Anwar Sadat dan Dedek Chaniago yang setelah orasi langsung mendorong
dan menjatuhkan pagar ?
Logika
aneh dan tentu saja tidak sesuai dengan fakta-fakta sebenarnya dan
akal sehat yang mendengarkan persidangan. Sehingga terdengar suara
“huuuu....
huuuu”, sehingga
hakim harus mengetuk palu persidangan untuk menertibkan pengunjung
persidangan.
Selain
itu juga, para saksi kurang “pasti”
menerangkan pakaian yang digunakan Dedek Chaniago.
Sekedar
informasi, aksi demonstasi dilakukan selama 2 hari. Hari pertama
tanggal 27 Januari 2013 dan hari kedua tanggal 28 Januari 2013. Pada
hari pertama hanya menggunakan sound sistem (toa
ditangan)
sedangkan hari kedua menggunakan sound sistem mobil pick up. Keduanya
mempunyai konsekwensi yang berbeda. Apabila pada hari pertama dengan
sound sistem toa di tangan, maka mereka memang berdiri di depan
pagar. Sedangkan pada hari kedua, dengan sound sistem dengan mobil
pick up, yang berorasi harus diatas mobil pick up. Sehingga
mengakibatkan posisi keduanya berbeda.
Keterangan
lainnya kurang “diperhitungkan”
adalah barang bukti yang dihadirkan di persidangan. Barang bukti
seperti bendera yang menggunakan bambu ternyata tidak relevan untuk
dijadikan barang bukti karena “pagar
roboh”
tidak menggunakan bambu. Sedangkan pagar yang “selalu
disebutk-sebutkan” dalam persidangan, ternyata pada keesokkan
harinya sudah dapat dipergunakan lagi. Dan hingga persidangan tidak
dihadirkan di persidangan.
Melihat
rangkaian fakta-fakta maka dapat disimpulkan, walaupun keterangan
saksi yang diberikan oleh ketiganya, yang dengan jelas “melihat”
Anwar Sadat dan Dedek Chaniago mendorong dan merobohkan pagar”
tidak sesuai dengan logika.
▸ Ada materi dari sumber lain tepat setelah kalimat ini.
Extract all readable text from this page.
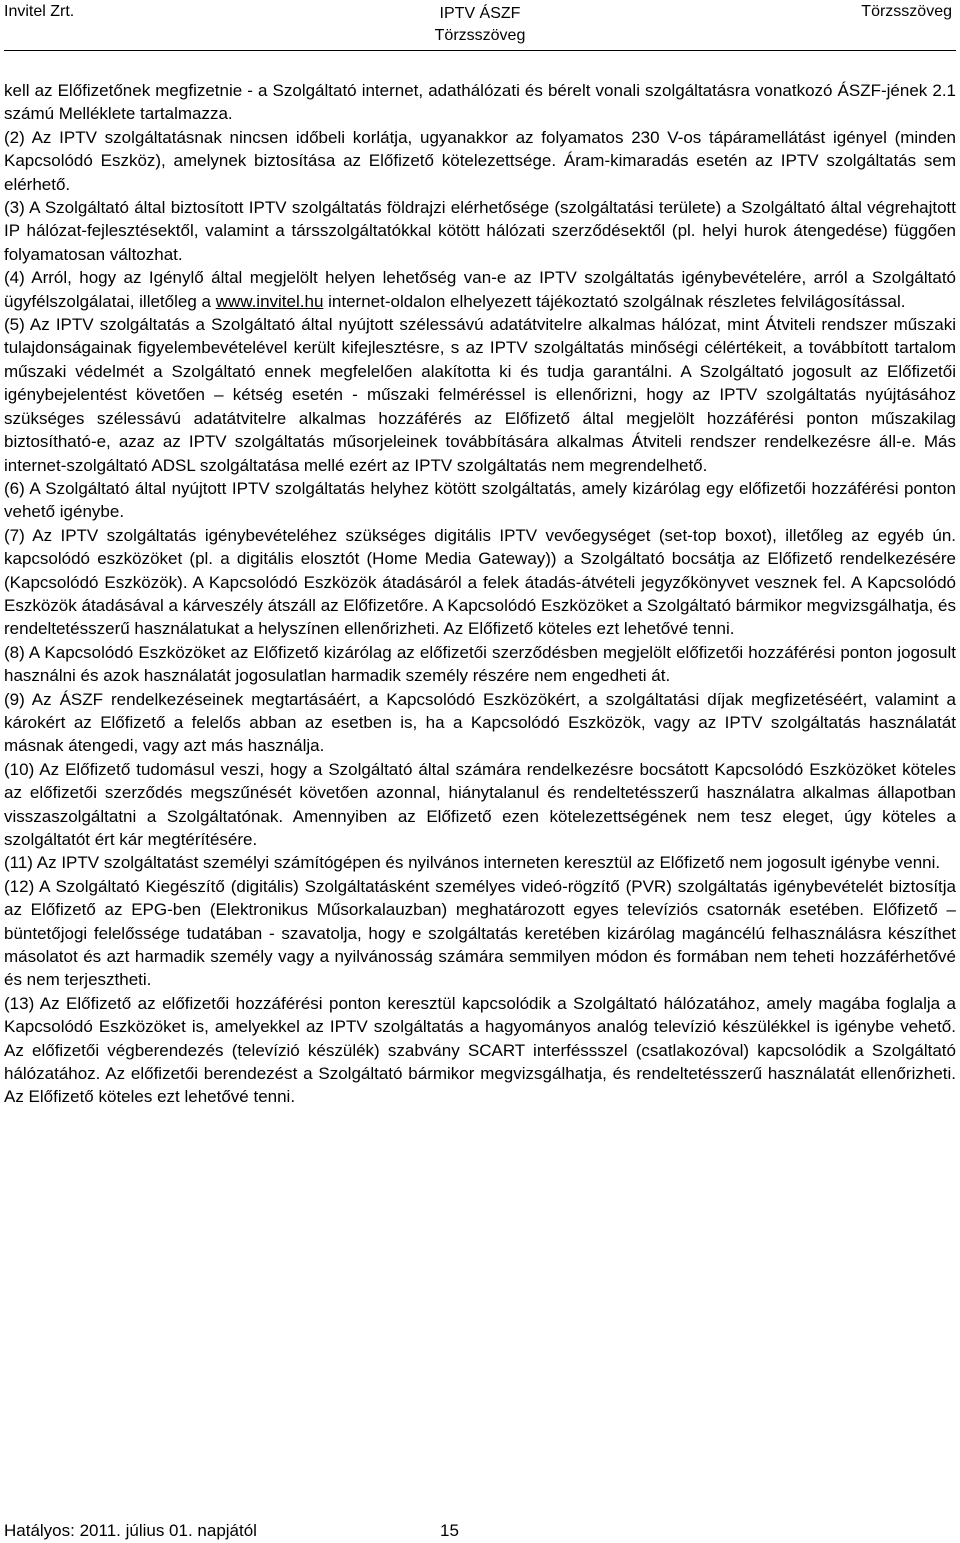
Invitel Zrt.	IPTV ÁSZF
Törzsszöveg
Törzsszöveg

kell az Előfizetőnek megfizetnie - a Szolgáltató internet, adathálózati és bérelt vonali szolgáltatásra vonatkozó ÁSZF-jének 2.1 számú Melléklete tartalmazza.

(2) Az IPTV szolgáltatásnak nincsen időbeli korlátja, ugyanakkor az folyamatos 230 V-os tápáramellátást igényel (minden Kapcsolódó Eszköz), amelynek biztosítása az Előfizető kötelezettsége. Áram-kimaradás esetén az IPTV szolgáltatás sem elérhető.

(3) A Szolgáltató által biztosított IPTV szolgáltatás földrajzi elérhetősége (szolgáltatási területe) a Szolgáltató által végrehajtott IP hálózat-fejlesztésektől, valamint a társszolgáltatókkal kötött hálózati szerződésektől (pl. helyi hurok átengedése) függően folyamatosan változhat.

(4) Arról, hogy az Igénylő által megjelölt helyen lehetőség van-e az IPTV szolgáltatás igénybevételére, arról a Szolgáltató ügyfélszolgálatai, illetőleg a www.invitel.hu internet-oldalon elhelyezett tájékoztató szolgálnak részletes felvilágosítással.

(5) Az IPTV szolgáltatás a Szolgáltató által nyújtott szélessávú adatátvitelre alkalmas hálózat, mint Átviteli rendszer műszaki tulajdonságainak figyelembevételével került kifejlesztésre, s az IPTV szolgáltatás minőségi célértékeit, a továbbított tartalom műszaki védelmét a Szolgáltató ennek megfelelően alakította ki és tudja garantálni. A Szolgáltató jogosult az Előfizetői igénybejelentést követően – kétség esetén - műszaki felméréssel is ellenőrizni, hogy az IPTV szolgáltatás nyújtásához szükséges szélessávú adatátvitelre alkalmas hozzáférés az Előfizető által megjelölt hozzáférési ponton műszakilag biztosítható-e, azaz az IPTV szolgáltatás műsorjeleinek továbbítására alkalmas Átviteli rendszer rendelkezésre áll-e. Más internet-szolgáltató ADSL szolgáltatása mellé ezért az IPTV szolgáltatás nem megrendelhető.

(6) A Szolgáltató által nyújtott IPTV szolgáltatás helyhez kötött szolgáltatás, amely kizárólag egy előfizetői hozzáférési ponton vehető igénybe.

(7) Az IPTV szolgáltatás igénybevételéhez szükséges digitális IPTV vevőegységet (set-top boxot), illetőleg az egyéb ún. kapcsolódó eszközöket (pl. a digitális elosztót (Home Media Gateway)) a Szolgáltató bocsátja az Előfizető rendelkezésére (Kapcsolódó Eszközök). A Kapcsolódó Eszközök átadásáról a felek átadás-átvételi jegyzőkönyvet vesznek fel. A Kapcsolódó Eszközök átadásával a kárveszély átszáll az Előfizetőre. A Kapcsolódó Eszközöket a Szolgáltató bármikor megvizsgálhatja, és rendeltetésszerű használatukat a helyszínen ellenőrizheti. Az Előfizető köteles ezt lehetővé tenni.

(8) A Kapcsolódó Eszközöket az Előfizető kizárólag az előfizetői szerződésben megjelölt előfizetői hozzáférési ponton jogosult használni és azok használatát jogosulatlan harmadik személy részére nem engedheti át.

(9) Az ÁSZF rendelkezéseinek megtartásáért, a Kapcsolódó Eszközökért, a szolgáltatási díjak megfizetéséért, valamint a károkért az Előfizető a felelős abban az esetben is, ha a Kapcsolódó Eszközök, vagy az IPTV szolgáltatás használatát másnak átengedi, vagy azt más használja.

(10) Az Előfizető tudomásul veszi, hogy a Szolgáltató által számára rendelkezésre bocsátott Kapcsolódó Eszközöket köteles az előfizetői szerződés megszűnését követően azonnal, hiánytalanul és rendeltetésszerű használatra alkalmas állapotban visszaszolgáltatni a Szolgáltatónak. Amennyiben az Előfizető ezen kötelezettségének nem tesz eleget, úgy köteles a szolgáltatót ért kár megtérítésére.

(11) Az IPTV szolgáltatást személyi számítógépen és nyilvános interneten keresztül az Előfizető nem jogosult igénybe venni.

(12) A Szolgáltató Kiegészítő (digitális) Szolgáltatásként személyes videó-rögzítő (PVR) szolgáltatás igénybevételét biztosítja az Előfizető az EPG-ben (Elektronikus Műsorkalauzban) meghatározott egyes televíziós csatornák esetében. Előfizető – büntetőjogi felelőssége tudatában - szavatolja, hogy e szolgáltatás keretében kizárólag magáncélú felhasználásra készíthet másolatot és azt harmadik személy vagy a nyilvánosság számára semmilyen módon és formában nem teheti hozzáférhetővé és nem terjesztheti.

(13) Az Előfizető az előfizetői hozzáférési ponton keresztül kapcsolódik a Szolgáltató hálózatához, amely magába foglalja a Kapcsolódó Eszközöket is, amelyekkel az IPTV szolgáltatás a hagyományos analóg televízió készülékkel is igénybe vehető. Az előfizetői végberendezés (televízió készülék) szabvány SCART interféssszel (csatlakozóval) kapcsolódik a Szolgáltató hálózatához. Az előfizetői berendezést a Szolgáltató bármikor megvizsgálhatja, és rendeltetésszerű használatát ellenőrizheti. Az Előfizető köteles ezt lehetővé tenni.

Hatályos: 2011. július 01. napjától	15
Baik karena posisi keduanya sama sekali
tidak dekat dengan pagar juga begitu “buru-burunya
mereka berorasi kemudian turun dari mobil pick up”
kemudian merobohkan pagar.
Selain
itu juga, pagar yang dirobohkan ternyata masih digunakan dan dapat
dipakai lagi.
Rangkaian
demi rangkaian sekali lagi membuka mata kita semua. Hukum menjadi
alat penindas terhadap para pengkritik yang terus menyuarakan
“ketidakadilan'.
Sejarah
terus berulang. Tinggal kita melihat dan menyaksikan, apakah memberi
keterangan sesuai dengan fakta-fakta persidangan atau kemudian kita
menyaksikan berbagai kebohongan yang akan dirasakan akibatnya.
Tentu
tanpa mengenyampingkan keterangna yang diberikan, penulis adalah
sedikit orang yang meyakini. Dalam proses persidangan, campur tangan
Tuhan selalu berperan. Di tangan Tuhan kita berserah.
Sumber
“ Berbagai
tulisan juga dihimpun dari berbagai tulisan sebelumnya.